La biodiversité, actuellement au centre de toutes les préoccupations ne semble pas prise en compte ; Or, les problématiques liées à cet enjeu restent un élément incontournable pour créer les conditions d’un nouveau cadre économique et social de progrès.
Par suite, réduire la stratégie de la ZFGA à la seule mise en oeuvre de mesures et de dispositifs fiscaux ne peut être que réducteur.
Concernant l’emploi, il n’existe pas dans ce projet de corrélation entre détaxe et emploi. Les outils possibles en ce domaine n’ont pas été envisagés, or si la zone franche peut constituer un appel aux investisseurs étrangers et locaux par l’amélioration des conditions de fonctionnement des entreprises, il faut que cela bénéficie en priorité à l’emploi local. Il semble alors pertinent que toutes les TPE devraient être éligibles à la ZFGA notamment dans les secteurs de l’artisanat et du petit commerce. Les Très Petites Entreprises qui représentent environ 80% du tissu local pouvant contribuer de façon très significative à la résorption du chômage.
Le premier niveau devrait donc concerner la Martinique dans son ensemble, quel que soit le secteur d’activité ou le secteur géographique.
Le second niveau permettant de moduler en fonction des secteurs privilégiés entrant dans un projet cohérent de développement global.
Pour autant, il est nécessaire que ces nouvelles mesures viennent compléter et améliorer, autant que possible, les dispositifs existants et il ne saurait y avoir régression au regard de l’apport financier aux régions.
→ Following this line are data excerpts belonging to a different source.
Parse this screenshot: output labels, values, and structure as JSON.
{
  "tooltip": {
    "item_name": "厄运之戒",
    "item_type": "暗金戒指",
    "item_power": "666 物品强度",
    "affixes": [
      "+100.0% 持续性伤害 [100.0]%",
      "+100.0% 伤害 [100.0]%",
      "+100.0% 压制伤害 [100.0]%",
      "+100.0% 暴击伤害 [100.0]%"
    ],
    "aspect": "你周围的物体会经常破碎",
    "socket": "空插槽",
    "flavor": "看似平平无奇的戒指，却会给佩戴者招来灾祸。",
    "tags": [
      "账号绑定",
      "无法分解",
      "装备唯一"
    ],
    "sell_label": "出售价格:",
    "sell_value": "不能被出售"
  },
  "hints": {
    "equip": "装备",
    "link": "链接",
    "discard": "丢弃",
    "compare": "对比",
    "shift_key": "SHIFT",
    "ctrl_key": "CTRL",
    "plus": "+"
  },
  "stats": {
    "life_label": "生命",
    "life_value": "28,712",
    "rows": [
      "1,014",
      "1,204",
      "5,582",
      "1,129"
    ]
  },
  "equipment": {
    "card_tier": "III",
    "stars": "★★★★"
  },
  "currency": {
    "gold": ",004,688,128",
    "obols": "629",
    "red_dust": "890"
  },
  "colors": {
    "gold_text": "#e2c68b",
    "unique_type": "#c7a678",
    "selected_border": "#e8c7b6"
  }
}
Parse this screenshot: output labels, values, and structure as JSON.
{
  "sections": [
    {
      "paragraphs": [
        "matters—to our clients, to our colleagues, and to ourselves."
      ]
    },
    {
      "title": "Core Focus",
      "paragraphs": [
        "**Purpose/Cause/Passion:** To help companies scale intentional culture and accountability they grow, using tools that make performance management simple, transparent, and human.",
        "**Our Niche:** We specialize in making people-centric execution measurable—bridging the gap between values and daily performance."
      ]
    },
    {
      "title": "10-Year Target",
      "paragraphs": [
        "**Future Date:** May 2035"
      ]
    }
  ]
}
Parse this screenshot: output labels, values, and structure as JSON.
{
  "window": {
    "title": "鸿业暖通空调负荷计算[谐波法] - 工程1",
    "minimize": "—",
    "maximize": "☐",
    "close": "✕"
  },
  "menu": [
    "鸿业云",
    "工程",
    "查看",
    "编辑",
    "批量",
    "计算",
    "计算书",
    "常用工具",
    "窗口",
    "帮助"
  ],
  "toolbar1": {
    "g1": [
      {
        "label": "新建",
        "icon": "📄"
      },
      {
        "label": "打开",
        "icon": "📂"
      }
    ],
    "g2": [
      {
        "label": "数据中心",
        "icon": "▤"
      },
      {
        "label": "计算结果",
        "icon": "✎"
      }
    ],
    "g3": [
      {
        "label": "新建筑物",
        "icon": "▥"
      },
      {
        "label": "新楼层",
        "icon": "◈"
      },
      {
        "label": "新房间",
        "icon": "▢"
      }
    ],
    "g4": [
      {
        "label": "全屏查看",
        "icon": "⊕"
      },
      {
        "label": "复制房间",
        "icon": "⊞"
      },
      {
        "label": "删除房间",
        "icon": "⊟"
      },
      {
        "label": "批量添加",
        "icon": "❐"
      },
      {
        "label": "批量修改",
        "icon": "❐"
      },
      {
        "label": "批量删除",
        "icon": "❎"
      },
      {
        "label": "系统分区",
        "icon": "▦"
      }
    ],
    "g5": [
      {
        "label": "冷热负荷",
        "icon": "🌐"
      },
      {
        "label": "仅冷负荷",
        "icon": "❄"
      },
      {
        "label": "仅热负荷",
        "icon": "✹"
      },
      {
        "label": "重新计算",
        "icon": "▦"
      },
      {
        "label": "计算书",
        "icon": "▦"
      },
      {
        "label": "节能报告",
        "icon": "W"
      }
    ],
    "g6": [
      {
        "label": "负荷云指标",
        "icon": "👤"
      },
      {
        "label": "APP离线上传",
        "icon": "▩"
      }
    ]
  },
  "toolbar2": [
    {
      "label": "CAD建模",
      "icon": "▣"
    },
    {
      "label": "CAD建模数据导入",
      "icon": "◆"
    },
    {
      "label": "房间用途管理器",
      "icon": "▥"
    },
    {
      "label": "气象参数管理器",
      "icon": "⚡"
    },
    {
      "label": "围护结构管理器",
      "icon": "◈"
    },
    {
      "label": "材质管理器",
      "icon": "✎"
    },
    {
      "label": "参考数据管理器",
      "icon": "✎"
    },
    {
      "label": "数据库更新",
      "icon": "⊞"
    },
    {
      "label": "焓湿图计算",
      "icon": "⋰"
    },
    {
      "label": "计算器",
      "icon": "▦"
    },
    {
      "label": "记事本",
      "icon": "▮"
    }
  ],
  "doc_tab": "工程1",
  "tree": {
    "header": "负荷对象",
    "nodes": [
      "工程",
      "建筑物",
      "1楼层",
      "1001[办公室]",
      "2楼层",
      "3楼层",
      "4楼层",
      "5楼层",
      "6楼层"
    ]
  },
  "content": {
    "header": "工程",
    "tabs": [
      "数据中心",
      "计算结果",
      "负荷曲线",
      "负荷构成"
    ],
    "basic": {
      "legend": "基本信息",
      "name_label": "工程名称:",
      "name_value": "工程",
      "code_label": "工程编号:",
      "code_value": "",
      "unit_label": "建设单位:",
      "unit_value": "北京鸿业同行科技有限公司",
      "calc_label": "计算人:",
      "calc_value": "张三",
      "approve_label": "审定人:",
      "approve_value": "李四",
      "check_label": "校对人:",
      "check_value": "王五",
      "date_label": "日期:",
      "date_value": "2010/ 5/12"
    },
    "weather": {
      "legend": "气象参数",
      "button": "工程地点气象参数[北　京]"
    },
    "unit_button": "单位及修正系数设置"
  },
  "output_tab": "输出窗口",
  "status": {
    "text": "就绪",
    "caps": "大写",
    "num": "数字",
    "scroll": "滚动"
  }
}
Les dispositifs de compensation pour les collectivités locales, des exonérations de la Taxe Professionnelle (TP) et de la taxe foncière (TF) des entreprises ne doivent ni conduire à une diminution progressive de leurs ressources, ni diminuer leur autonomie financière.
Le dispositif de suivi du montant annuel global en recettes de TP et TF des Collectivités Publiques et des Chambres Consulaires, afin d’apprécier précisément le montant à compenser, doit donc être pensé dans cette optique.
La mise en oeuvre d’une zone franche globale d’activités pour la Martinique dans le cadre d’une véritable concertation, devrait envisager différentes dispositions structurantes, capables de contribuer à l’émergence d’une compétitivité générale de notre économie. C’est la condition première de la réussite d’un projet qui doit nécessairement accompagner une modification des comportements sociaux.
Plutôt que de venir calquer un dispositif supplémentaire d’aide ou d’exonération élaboré dans la précipitation, il nous semble plus pertinent de remettre à plat l’ensemble des dispositifs d’aides aux entreprises, en vue d’une simplification de nature à en favoriser l’accès aux TPE, artisans… incapable de s’offrir les services de cabinets spécialisés.